( j´vais faire de mon mieux alors
des meurtres, du sang et tout l´barda ? j´avais prevu ça aussi
sinon ce serait pas moi
on va y aller petit à petit
)
CEUX QUI SONT A L´EGLISE / //
Les cloches retentissent. Au bout de dix minutes un inconne s´approche de Karen Bulsi et d´Alissa McCormack, qui on l´air rassuré de le voir s´approcher. C´est un curé, à la mine fatigué et au teint blafard. En s´approchant on peut le sentir mal à l´aise, regardant à droite et à gauche, inquiet de quelque chose.Il est essouflé, il semble avoir courut pour arriver jusqu´ici.
" mesdemoiselles... On m´a prié de vous remettre ceci". Il tend vers Alissa une petite boîte métallique qui semble avoir été abîmée par le temps et une lettre qui à l´air d´avoir traversée de longues années à Karen.
Il leur tourne le dos et avance en direction de la sortie. Il s´arrête quelques pas avant et se retourne vers les deux filles.
" n´oubliez pas que vous n´êtes pas les premières à être venu ici... "
Il les regarde d´un air triste, regarde les grandes orgues, et reviens de nouveau sur les filles avant de sortir de l´église sans rien ajouter d´autre.
La petite boîte est scellée par des vis. Impossible de l´ouvrir. Les vis sont toutes abîmées, comme si quelqu´un avait voulu l´ouvrir avec un objet quelconque. En tout cas, ce n´est pas avec un tournevis que l´on pourra detacher le couvercle pour voir ce qu´il y a l´intérieur. La serrure est faite de petits boutons, il y en a huit en tout, alignés de droite à gauche. Quand on clique sur une touche, elle s´enfonce dans la boîte.
Au dos se trouve une petite gravure " quand je suis né je n´ai cessé de revivre la même histoire.

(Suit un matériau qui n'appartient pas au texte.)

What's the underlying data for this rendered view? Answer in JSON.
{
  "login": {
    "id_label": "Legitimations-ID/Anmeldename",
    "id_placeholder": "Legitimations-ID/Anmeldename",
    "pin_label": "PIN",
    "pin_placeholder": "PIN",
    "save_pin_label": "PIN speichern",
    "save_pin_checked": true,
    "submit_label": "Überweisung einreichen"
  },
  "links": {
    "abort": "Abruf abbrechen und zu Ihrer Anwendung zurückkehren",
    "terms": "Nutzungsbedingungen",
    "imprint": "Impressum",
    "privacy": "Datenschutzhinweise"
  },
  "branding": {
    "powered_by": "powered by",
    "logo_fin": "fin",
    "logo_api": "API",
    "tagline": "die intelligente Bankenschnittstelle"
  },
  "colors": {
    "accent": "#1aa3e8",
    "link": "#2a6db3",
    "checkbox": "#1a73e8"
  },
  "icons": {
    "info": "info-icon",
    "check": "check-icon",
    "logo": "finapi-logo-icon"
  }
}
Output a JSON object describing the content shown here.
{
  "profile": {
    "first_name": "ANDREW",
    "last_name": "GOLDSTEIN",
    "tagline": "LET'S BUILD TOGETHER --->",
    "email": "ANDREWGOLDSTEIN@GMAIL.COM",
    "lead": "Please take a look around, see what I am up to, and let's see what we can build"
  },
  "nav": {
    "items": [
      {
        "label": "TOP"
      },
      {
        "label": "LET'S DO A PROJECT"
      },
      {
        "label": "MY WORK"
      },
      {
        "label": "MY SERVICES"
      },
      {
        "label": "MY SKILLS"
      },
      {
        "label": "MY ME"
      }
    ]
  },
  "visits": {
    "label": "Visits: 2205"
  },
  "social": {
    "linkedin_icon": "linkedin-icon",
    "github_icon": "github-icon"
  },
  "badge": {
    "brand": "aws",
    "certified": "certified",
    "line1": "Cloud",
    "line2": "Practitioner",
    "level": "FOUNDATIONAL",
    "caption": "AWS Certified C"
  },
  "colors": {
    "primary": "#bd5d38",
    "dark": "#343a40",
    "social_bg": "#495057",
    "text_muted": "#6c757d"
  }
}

En ouvrant la boîte du premier coup j´ai réussi à ouvrir la porte".
En secouant la boîte on sent qu´il y a quelque chose à l´intérieur d´assez léger.
[la lettre] ( les * sont des lettres ou des chiffres éffacés par le temps)
" je me su** ***contré à ma naissance, j´étais déjà pas trè* beau à voir. ******s venu me voir grandir avec moi-mêm*, on a be*u dire, on a **** faire, qu´un jour ou l´a*tre on devient plusieurs, mais je me souviens ***s de combien on était"
La lettre est accompagnée d´une vieille photographie représentant la statue d´un homme plutôt moche qui se tient au milieu de plusieurs miroirs :
un et derrière la statue, deux autres sont de chaques côtés ( à droite et à gauche).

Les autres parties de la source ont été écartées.